Reality check: why CSS has no role in Australia's energy system
This report responds to a request from the Australian Conservation Foundation to undertake a desk-top review of the cost of carbon capture and storage (CCS) applied to electricity generation in Australia.
Researchers surveyed the latest available evidence from Australian sources (CO2CRC, Global Carbon Capture and Storage Institute, the Federal Department of Energy and CSIRO). As a point of reference, they compare the estimated costs of coal generation plus CCS to the most recent publicly available data of the cost of wind generation (and including 50% storage as a proportion of capacity).
The analysis suggests carbon capture and storage is likely to cost at least six times as much as wind generation plus storage, with comparable dispatchability (ability to generate electricity when needed to meet demand).

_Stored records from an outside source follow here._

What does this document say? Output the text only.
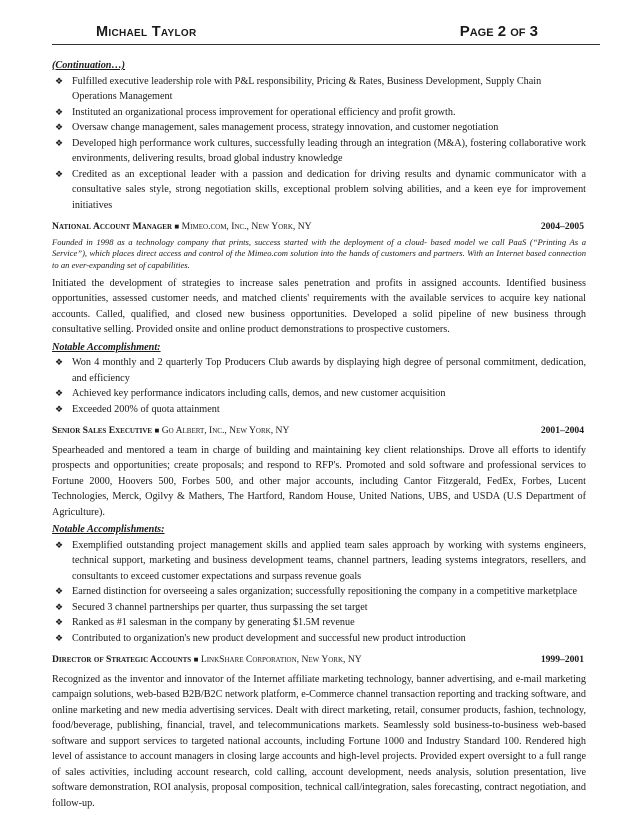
Michael Taylor	Page 2 of 3

(Continuation…)

❖ Fulfilled executive leadership role with P&L responsibility, Pricing & Rates, Business Development, Supply Chain Operations Management
❖ Instituted an organizational process improvement for operational efficiency and profit growth.
❖ Oversaw change management, sales management process, strategy innovation, and customer negotiation
❖ Developed high performance work cultures, successfully leading through an integration (M&A), fostering collaborative work environments, delivering results, broad global industry knowledge
❖ Credited as an exceptional leader with a passion and dedication for driving results and dynamic communicator with a consultative sales style, strong negotiation skills, exceptional problem solving abilities, and a keen eye for improvement initiatives
National Account Manager ■ Mimeo.com, Inc., New York, NY	2004–2005

Founded in 1998 as a technology company that prints, success started with the deployment of a cloud- based model we call PaaS (“Printing As a Service”), which places direct access and control of the Mimeo.com solution into the hands of customers and partners. With an Internet based connection to an ever-expanding set of capabilities.

Initiated the development of strategies to increase sales penetration and profits in assigned accounts. Identified business opportunities, assessed customer needs, and matched clients' requirements with the available services to acquire key national accounts. Called, qualified, and closed new business opportunities. Developed a solid pipeline of new business through consultative selling. Provided onsite and online product demonstrations to prospective customers.

Notable Accomplishment:

❖ Won 4 monthly and 2 quarterly Top Producers Club awards by displaying high degree of personal commitment, dedication, and efficiency
❖ Achieved key performance indicators including calls, demos, and new customer acquisition
❖ Exceeded 200% of quota attainment
Senior Sales Executive ■ Go Albert, Inc., New York, NY	2001–2004

Spearheaded and mentored a team in charge of building and maintaining key client relationships. Drove all efforts to identify prospects and opportunities; create proposals; and respond to RFP's. Promoted and sold software and professional services to Fortune 2000, Hoovers 500, Forbes 500, and other major accounts, including Cantor Fitzgerald, FedEx, Forbes, Lucent Technologies, Merck, Ogilvy & Mathers, The Hartford, Random House, United Nations, UBS, and USDA (U.S Department of Agriculture).

Notable Accomplishments:

❖ Exemplified outstanding project management skills and applied team sales approach by working with systems engineers, technical support, marketing and business development teams, channel partners, leading systems integrators, resellers, and consultants to exceed customer expectations and surpass revenue goals
❖ Earned distinction for overseeing a sales organization; successfully repositioning the company in a competitive marketplace
❖ Secured 3 channel partnerships per quarter, thus surpassing the set target
❖ Ranked as #1 salesman in the company by generating $1.5M revenue
❖ Contributed to organization's new product development and successful new product introduction
Director of Strategic Accounts ■ LinkShare Corporation, New York, NY	1999–2001

Recognized as the inventor and innovator of the Internet affiliate marketing technology, banner advertising, and e-mail marketing campaign solutions, web-based B2B/B2C network platform, e-Commerce channel transaction reporting and tracking software, and online marketing and new media advertising services. Dealt with direct marketing, retail, consumer products, fashion, technology, food/beverage, publishing, financial, travel, and telecommunications markets. Seamlessly sold business-to-business web-based software and support services to targeted national accounts, including Fortune 1000 and Industry Standard 100. Rendered high level of assistance to account managers in closing large accounts and high-level projects. Provided expert oversight to a full range of sales activities, including account research, cold calling, account development, needs analysis, solution presentation, live software demonstration, ROI analysis, proposal composition, technical call/integration, sales forecasting, contract negotiation, and follow-up.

The author would like to stress that this is a desk-top study of other organisation’s estimates. The organisations cited – while no doubt using their best endeavours to provide accurate estimates – have very limited data to draw on. For electricity generation, only two commercial-scale capture and storage examples exist globally, and one of those two have already been mothballed and the second operates far below its design capacity. Another seven proposals have been studied, but rejected, and so their cost estimates (similar to the claims of the two that were developed) have limited value. New technologies may reduce capture costs in future, but none of these technologies appear to be anywhere close to commercialisation.